Piratage : les ampoules connectées, une nouvelle porte d'entrée pour les hackers ?

High-tech

FAILLES - Une équipe de chercheurs en sécurité informatique a réussi à prendre le contrôle d'ampoules connectées Philips Hue. Avant de s'en servir comme porte d'entrée pour accéder aux données des autres appareils reliés au même réseau.

Sésame, ouvre-toi ! Des chercheurs en sécurité informatique décrivent, dans une étude rendue publique ce jeudi 3 novembre, les attaques menées il y a quelques mois par leurs soins contre des ampoules connectées Philips Hue. Habituellement, ces objets connectés à un réseau Wi-Fi permettent à leurs utilisateurs de contrôler facilement et de personnaliser l'éclairage de leur domicile. Le résultat de l'expérience, relayée par le New York Times, est visible dans l'une des vidéos réalisées par l'équipe, qui avait préinstallé des ampoules sur un immeuble de Beer-Sheva, en Israël.

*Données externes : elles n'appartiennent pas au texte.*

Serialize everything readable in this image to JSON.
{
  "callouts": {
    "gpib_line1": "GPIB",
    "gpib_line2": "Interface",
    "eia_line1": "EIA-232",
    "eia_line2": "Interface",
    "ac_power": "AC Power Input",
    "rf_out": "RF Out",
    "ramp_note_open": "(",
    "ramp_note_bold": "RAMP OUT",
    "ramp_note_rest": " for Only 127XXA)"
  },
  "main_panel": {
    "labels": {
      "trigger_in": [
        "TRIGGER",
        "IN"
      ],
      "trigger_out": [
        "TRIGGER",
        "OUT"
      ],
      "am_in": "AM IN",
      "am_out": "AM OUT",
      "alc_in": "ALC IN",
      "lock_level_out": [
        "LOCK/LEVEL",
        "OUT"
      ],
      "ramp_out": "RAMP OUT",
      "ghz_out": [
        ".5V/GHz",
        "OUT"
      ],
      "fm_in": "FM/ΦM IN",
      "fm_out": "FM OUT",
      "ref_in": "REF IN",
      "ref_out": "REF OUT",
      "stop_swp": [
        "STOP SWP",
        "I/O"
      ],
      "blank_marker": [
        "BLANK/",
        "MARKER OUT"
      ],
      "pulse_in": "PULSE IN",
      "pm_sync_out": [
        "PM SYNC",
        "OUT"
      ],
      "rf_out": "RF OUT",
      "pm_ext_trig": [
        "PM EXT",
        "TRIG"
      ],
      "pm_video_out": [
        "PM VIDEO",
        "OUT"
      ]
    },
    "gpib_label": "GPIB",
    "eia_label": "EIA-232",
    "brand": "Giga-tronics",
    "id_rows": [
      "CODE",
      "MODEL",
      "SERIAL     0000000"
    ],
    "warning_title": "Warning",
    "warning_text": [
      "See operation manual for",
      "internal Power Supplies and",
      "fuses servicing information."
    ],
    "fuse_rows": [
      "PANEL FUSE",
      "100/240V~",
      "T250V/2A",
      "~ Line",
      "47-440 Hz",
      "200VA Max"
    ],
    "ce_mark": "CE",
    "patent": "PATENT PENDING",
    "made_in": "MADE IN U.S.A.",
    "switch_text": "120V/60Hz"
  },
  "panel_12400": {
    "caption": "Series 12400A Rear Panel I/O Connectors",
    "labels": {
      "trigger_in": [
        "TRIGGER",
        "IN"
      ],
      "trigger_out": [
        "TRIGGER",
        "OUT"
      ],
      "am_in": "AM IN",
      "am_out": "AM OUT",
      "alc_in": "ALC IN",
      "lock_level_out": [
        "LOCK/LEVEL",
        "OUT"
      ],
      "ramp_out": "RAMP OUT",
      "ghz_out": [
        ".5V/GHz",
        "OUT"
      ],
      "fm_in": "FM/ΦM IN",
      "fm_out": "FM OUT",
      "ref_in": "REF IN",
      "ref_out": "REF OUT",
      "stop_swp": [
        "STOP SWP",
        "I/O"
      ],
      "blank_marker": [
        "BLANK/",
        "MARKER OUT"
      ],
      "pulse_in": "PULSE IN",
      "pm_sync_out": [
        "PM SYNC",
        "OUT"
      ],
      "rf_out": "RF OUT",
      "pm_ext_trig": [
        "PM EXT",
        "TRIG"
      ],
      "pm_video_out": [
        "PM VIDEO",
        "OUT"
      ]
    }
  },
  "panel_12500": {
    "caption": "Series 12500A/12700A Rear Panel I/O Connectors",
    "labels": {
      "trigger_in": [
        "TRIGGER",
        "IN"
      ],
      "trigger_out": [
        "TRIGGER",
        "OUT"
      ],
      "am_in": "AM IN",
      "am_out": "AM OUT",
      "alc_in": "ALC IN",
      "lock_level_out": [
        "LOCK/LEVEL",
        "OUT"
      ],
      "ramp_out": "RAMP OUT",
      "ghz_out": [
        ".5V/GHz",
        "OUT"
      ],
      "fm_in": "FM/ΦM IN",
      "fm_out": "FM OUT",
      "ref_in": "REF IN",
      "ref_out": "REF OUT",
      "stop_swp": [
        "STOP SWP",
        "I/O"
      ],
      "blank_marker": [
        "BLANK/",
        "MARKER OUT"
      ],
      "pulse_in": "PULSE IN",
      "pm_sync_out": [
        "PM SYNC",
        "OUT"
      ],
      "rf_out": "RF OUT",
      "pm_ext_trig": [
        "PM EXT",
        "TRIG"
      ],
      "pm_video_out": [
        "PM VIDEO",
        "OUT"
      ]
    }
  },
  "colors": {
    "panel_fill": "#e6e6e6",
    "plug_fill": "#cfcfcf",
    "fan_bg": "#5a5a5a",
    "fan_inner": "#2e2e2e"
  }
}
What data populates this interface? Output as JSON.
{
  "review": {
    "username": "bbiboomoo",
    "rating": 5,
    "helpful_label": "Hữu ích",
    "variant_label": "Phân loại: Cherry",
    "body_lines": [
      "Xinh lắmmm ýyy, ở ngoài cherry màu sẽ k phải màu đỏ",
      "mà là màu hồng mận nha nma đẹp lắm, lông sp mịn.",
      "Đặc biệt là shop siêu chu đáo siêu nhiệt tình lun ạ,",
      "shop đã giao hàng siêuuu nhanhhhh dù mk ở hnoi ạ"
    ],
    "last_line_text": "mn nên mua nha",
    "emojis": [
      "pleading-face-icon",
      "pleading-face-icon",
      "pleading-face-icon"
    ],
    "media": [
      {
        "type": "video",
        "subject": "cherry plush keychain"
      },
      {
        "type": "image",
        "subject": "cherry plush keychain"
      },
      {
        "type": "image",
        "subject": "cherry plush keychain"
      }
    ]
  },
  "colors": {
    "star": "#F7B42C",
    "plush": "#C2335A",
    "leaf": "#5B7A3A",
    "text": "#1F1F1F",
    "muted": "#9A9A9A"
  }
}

"À première vue, rien d’extraordinaire, mais imaginez des milliers ou même des centaines de milliers d’objets connectés à proximité les uns des autres, écrit le quotidien américain. Un programme malveillant créé par des hackers pourrait alors se répandre parmi ces objets en compromettant l’un d’entre eux, tel un agent pathogène."  Et les conséquences sont quant à elle bien réelles. Ces hackers chevaliers blancs ont en effet été en mesure d'accéder aux données et même de contrôler tous les autres objets connectés à ce même réseau Wi-Fi.

Comment ? "Nous nous sommes contentés d'utiliser un équipement disponible à quelques centaines de dollars avant de parvenir à trouver cette faille, sans constater de mise à jour", détaillent les chercheurs. Alertée par ces derniers de la vulnérabilité de ses produits, la marque Philips leur a demandé de ne pas dévoiler publiquement les résultats de l'expérience avant que le problème soit résolu. Les utilisateurs des Philips Hue sont donc invités depuis le 4 octobre à télécharger une mise à jour pour renforcer leur sécurité. Mais, celle-ci est encore insuffisante, souligne l'un des experts, interrogé  par Le Figaro

"Les experts n’arrêtent pas d’alerter l’opinion publique"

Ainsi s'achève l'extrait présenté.